17x^{2}-74x+81=0

All equations of the form ax^{2}+bx+c=0 can be solved using the quadratic formula: \frac{-b±\sqrt{b^{2}-4ac}}{2a}. The quadratic formula gives two solutions, one when ± is addition and one when it is subtraction.

x=\frac{-\left(-74\right)±\sqrt{\left(-74\right)^{2}-4\times 17\times 81}}{2\times 17}

This equation is in standard form: ax^{2}+bx+c=0. Substitute 17 for a, -74 for b, and 81 for c in the quadratic formula, \frac{-b±\sqrt{b^{2}-4ac}}{2a}.

x=\frac{-\left(-74\right)±\sqrt{5476-4\times 17\times 81}}{2\times 17}

Square -74.

x=\frac{-\left(-74\right)±\sqrt{5476-68\times 81}}{2\times 17}

Multiply -4 times 17.

x=\frac{-\left(-74\right)±\sqrt{5476-5508}}{2\times 17}

Multiply -68 times 81.

x=\frac{-\left(-74\right)±\sqrt{-32}}{2\times 17}

Add 5476 to -5508.

x=\frac{-\left(-74\right)±4\sqrt{2}i}{2\times 17}

Take the square root of -32.

x=\frac{74±4\sqrt{2}i}{2\times 17}

The opposite of -74 is 74.

x=\frac{74±4\sqrt{2}i}{34}

Multiply 2 times 17.

x=\frac{74+4\sqrt{2}i}{34}

Now solve the equation x=\frac{74±4\sqrt{2}i}{34} when ± is plus. Add 74 to 4i\sqrt{2}.

x=\frac{37+2\sqrt{2}i}{17}

Divide 74+4i\sqrt{2} by 34.

x=\frac{-4\sqrt{2}i+74}{34}

Now solve the equation x=\frac{74±4\sqrt{2}i}{34} when ± is minus. Subtract 4i\sqrt{2} from 74.

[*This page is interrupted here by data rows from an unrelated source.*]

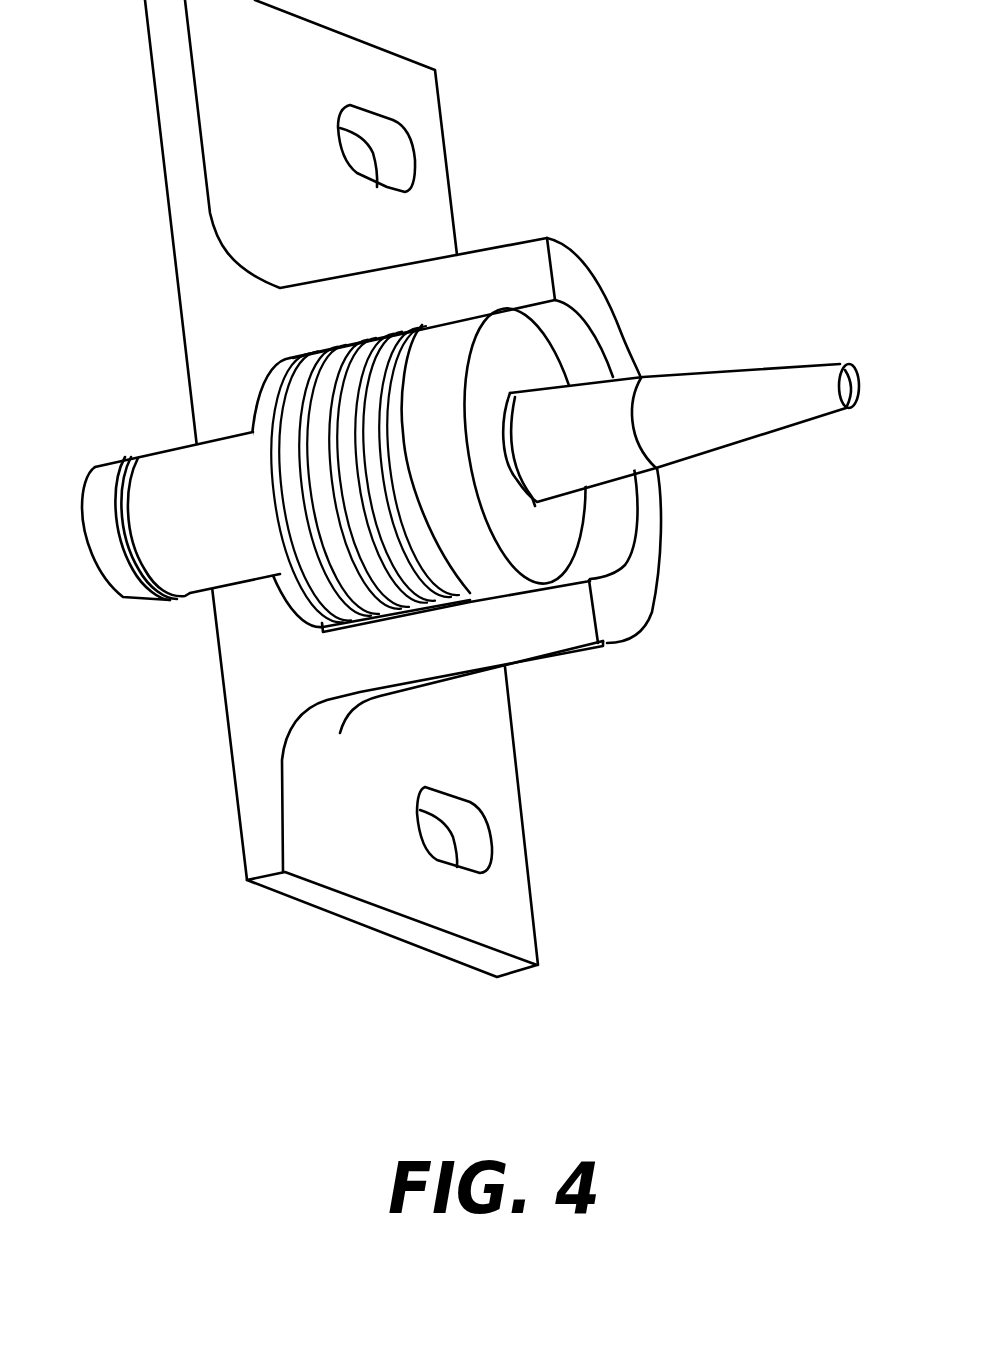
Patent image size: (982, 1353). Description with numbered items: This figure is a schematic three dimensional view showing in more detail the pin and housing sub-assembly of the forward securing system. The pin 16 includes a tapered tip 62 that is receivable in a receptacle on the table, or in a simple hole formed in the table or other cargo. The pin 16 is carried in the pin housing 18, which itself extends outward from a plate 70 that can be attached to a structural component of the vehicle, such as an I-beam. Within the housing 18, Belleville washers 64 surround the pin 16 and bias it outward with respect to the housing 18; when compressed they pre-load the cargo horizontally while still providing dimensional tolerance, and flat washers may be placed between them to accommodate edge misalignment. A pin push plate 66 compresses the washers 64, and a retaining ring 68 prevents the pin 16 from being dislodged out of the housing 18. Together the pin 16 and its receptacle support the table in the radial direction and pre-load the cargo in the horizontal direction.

The pin 16 is at (447, 448).
The pin housing 18 is at (550, 623).
The tapered tip 62 is at (797, 377).
The Belleville washers 64 is at (327, 573).
The pin push plate 66 is at (548, 533).
The retaining ring 68 is at (130, 558).
The plate 70 is at (513, 887).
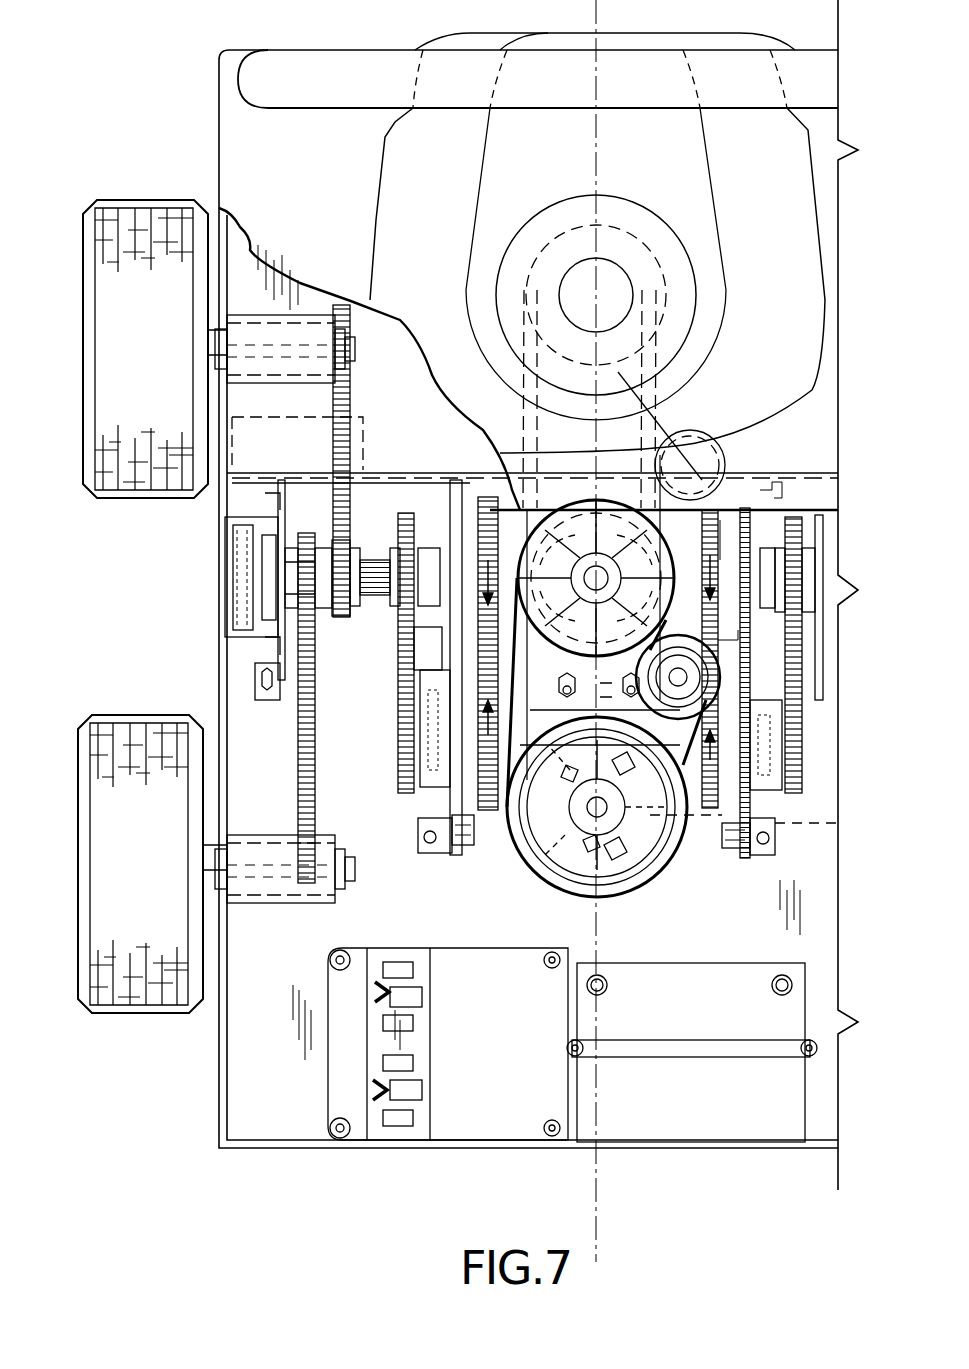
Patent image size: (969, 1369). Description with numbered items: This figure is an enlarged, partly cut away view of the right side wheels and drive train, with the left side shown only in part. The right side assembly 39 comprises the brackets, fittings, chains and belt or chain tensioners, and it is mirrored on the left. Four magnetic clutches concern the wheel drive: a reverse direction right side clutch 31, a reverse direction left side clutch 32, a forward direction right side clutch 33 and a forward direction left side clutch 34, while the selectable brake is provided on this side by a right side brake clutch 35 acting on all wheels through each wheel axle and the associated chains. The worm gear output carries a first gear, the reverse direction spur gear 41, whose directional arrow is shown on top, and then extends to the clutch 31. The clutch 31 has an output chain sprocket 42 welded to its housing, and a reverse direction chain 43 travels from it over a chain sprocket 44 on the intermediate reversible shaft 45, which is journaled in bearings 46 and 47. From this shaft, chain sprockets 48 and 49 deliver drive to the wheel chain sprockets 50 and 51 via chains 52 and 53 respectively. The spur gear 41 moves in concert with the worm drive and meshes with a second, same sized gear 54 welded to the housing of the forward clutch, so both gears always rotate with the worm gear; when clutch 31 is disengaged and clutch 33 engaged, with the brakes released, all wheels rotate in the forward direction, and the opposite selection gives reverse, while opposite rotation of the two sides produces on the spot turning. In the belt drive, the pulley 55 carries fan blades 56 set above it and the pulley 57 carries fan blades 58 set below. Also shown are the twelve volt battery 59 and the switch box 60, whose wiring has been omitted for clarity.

The reverse direction right side clutch 31 is at (430, 812).
The reverse direction left side clutch 32 is at (760, 750).
The forward direction right side clutch 33 is at (520, 545).
The forward direction left side clutch 34 is at (735, 510).
The right side brake clutch 35 is at (248, 588).
The right side assembly 39 is at (267, 990).
The reverse direction spur gear 41 is at (490, 820).
The output chain sprocket 42 is at (395, 728).
The reverse direction chain 43 is at (405, 660).
The chain sprocket 44 is at (345, 600).
The intermediate reversible shaft 45 is at (375, 560).
The bearing 46 is at (412, 595).
The bearing 47 is at (280, 565).
The chain sprocket 48 is at (340, 560).
The chain sprocket 49 is at (335, 548).
The wheel chain sprocket 50 is at (195, 624).
The wheel chain sprocket 51 is at (333, 330).
The chain 52 is at (315, 800).
The chain 53 is at (342, 398).
The same sized gear 54 is at (491, 497).
The pulley 55 is at (735, 575).
The fan blades 56 is at (660, 600).
The pulley 57 is at (650, 855).
The fan blades 58 is at (645, 815).
The 12V battery 59 is at (692, 1052).
The switch box 60 is at (448, 1044).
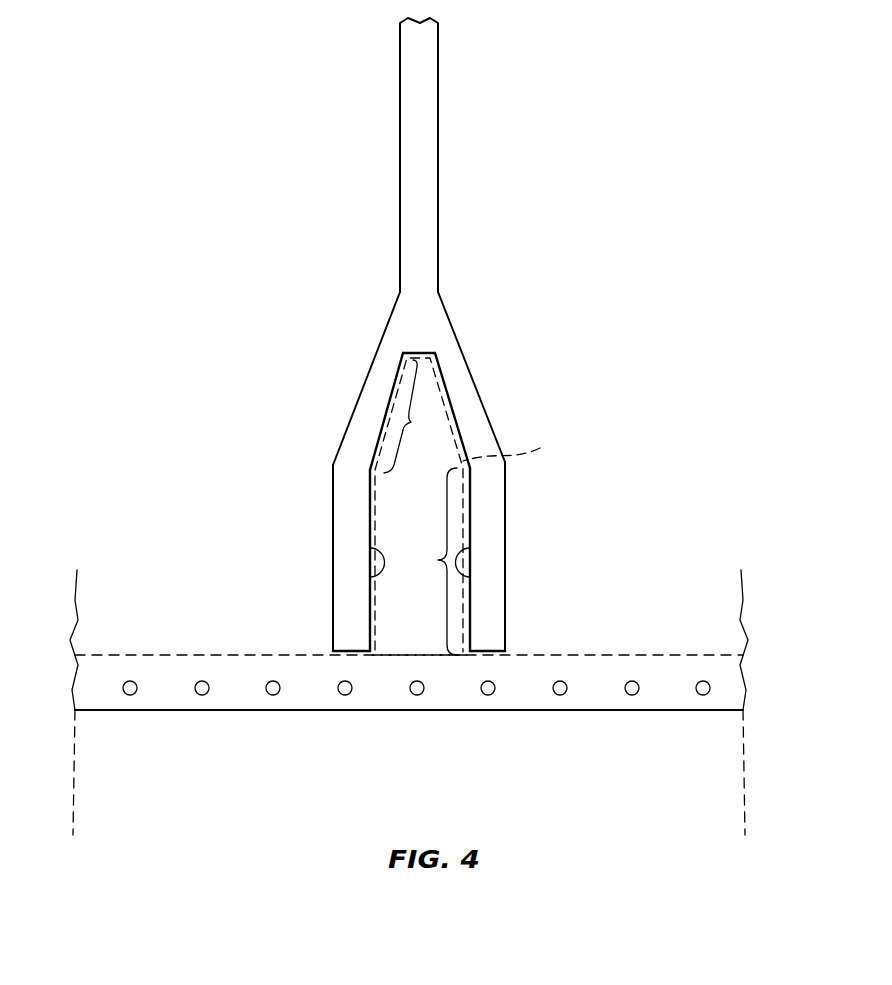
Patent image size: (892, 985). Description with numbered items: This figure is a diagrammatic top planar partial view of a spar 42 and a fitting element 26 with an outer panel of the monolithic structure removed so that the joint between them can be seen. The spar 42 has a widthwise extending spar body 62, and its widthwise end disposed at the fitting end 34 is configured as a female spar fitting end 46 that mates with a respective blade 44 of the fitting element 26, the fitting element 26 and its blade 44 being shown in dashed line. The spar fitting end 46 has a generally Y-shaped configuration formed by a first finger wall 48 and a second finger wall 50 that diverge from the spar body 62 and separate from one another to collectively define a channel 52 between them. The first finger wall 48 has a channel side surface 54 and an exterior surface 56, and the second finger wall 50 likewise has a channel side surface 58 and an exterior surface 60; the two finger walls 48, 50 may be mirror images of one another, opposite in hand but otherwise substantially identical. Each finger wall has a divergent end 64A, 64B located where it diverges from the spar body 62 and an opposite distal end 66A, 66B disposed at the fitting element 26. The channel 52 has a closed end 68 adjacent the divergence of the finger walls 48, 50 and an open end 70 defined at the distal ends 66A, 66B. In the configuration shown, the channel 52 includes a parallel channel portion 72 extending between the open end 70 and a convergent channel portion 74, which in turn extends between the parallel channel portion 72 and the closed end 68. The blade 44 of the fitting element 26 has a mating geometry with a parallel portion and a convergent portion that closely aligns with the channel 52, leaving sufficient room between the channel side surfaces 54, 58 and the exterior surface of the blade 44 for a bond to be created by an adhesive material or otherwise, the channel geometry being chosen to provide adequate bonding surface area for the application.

The spar 42 is at (470, 188).
The spar body 62 is at (425, 235).
The spar fitting end 46 is at (312, 444).
The divergent end of first finger wall 64A is at (388, 376).
The divergent end of second finger wall 64B is at (453, 368).
The closed end of channel 68 is at (418, 358).
The first finger wall 48 is at (350, 498).
The second finger wall 50 is at (487, 500).
The channel 52 is at (440, 463).
The blade 44 is at (519, 442).
The convergent channel portion 74 is at (418, 416).
The parallel channel portion 72 is at (436, 561).
The channel side surface of first finger wall 54 is at (370, 577).
The channel side surface of second finger wall 58 is at (470, 577).
The exterior surface of first finger wall 56 is at (333, 622).
The exterior surface of second finger wall 60 is at (505, 622).
The fitting element 26 is at (240, 657).
The fitting end 34 is at (632, 712).
The distal end of first finger wall 66A is at (337, 655).
The distal end of second finger wall 66B is at (497, 653).
The open end of channel 70 is at (432, 650).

x=\frac{-2\sqrt{2}i+37}{17}

Divide 74-4i\sqrt{2} by 34.

x=\frac{37+2\sqrt{2}i}{17} x=\frac{-2\sqrt{2}i+37}{17}

The equation is now solved.

17x^{2}-74x+81=0

Quadratic equations such as this one can be solved by completing the square. In order to complete the square, the equation must first be in the form x^{2}+bx=c.

17x^{2}-74x+81-81=-81

Subtract 81 from both sides of the equation.

17x^{2}-74x=-81

Subtracting 81 from itself leaves 0.

\frac{17x^{2}-74x}{17}=-\frac{81}{17}

Divide both sides by 17.

x^{2}-\frac{74}{17}x=-\frac{81}{17}

Dividing by 17 undoes the multiplication by 17.

x^{2}-\frac{74}{17}x+\left(-\frac{37}{17}\right)^{2}=-\frac{81}{17}+\left(-\frac{37}{17}\right)^{2}

Divide -\frac{74}{17}, the coefficient of the x term, by 2 to get -\frac{37}{17}. Then add the square of -\frac{37}{17} to both sides of the equation. This step makes the left hand side of the equation a perfect square.

x^{2}-\frac{74}{17}x+\frac{1369}{289}=-\frac{81}{17}+\frac{1369}{289}

Square -\frac{37}{17} by squaring both the numerator and the denominator of the fraction.

x^{2}-\frac{74}{17}x+\frac{1369}{289}=-\frac{8}{289}

Add -\frac{81}{17} to \frac{1369}{289} by finding a common denominator and adding the numerators. Then reduce the fraction to lowest terms if possible.

\left(x-\frac{37}{17}\right)^{2}=-\frac{8}{289}

Factor x^{2}-\frac{74}{17}x+\frac{1369}{289}. In general, when x^{2}+bx+c is a perfect square, it can always be factored as \left(x+\frac{b}{2}\right)^{2}.

\sqrt{\left(x-\frac{37}{17}\right)^{2}}=\sqrt{-\frac{8}{289}}

Take the square root of both sides of the equation.

x-\frac{37}{17}=\frac{2\sqrt{2}i}{17} x-\frac{37}{17}=-\frac{2\sqrt{2}i}{17}

Simplify.

x=\frac{37+2\sqrt{2}i}{17} x=\frac{-2\sqrt{2}i+37}{17}

Add \frac{37}{17} to both sides of the equation.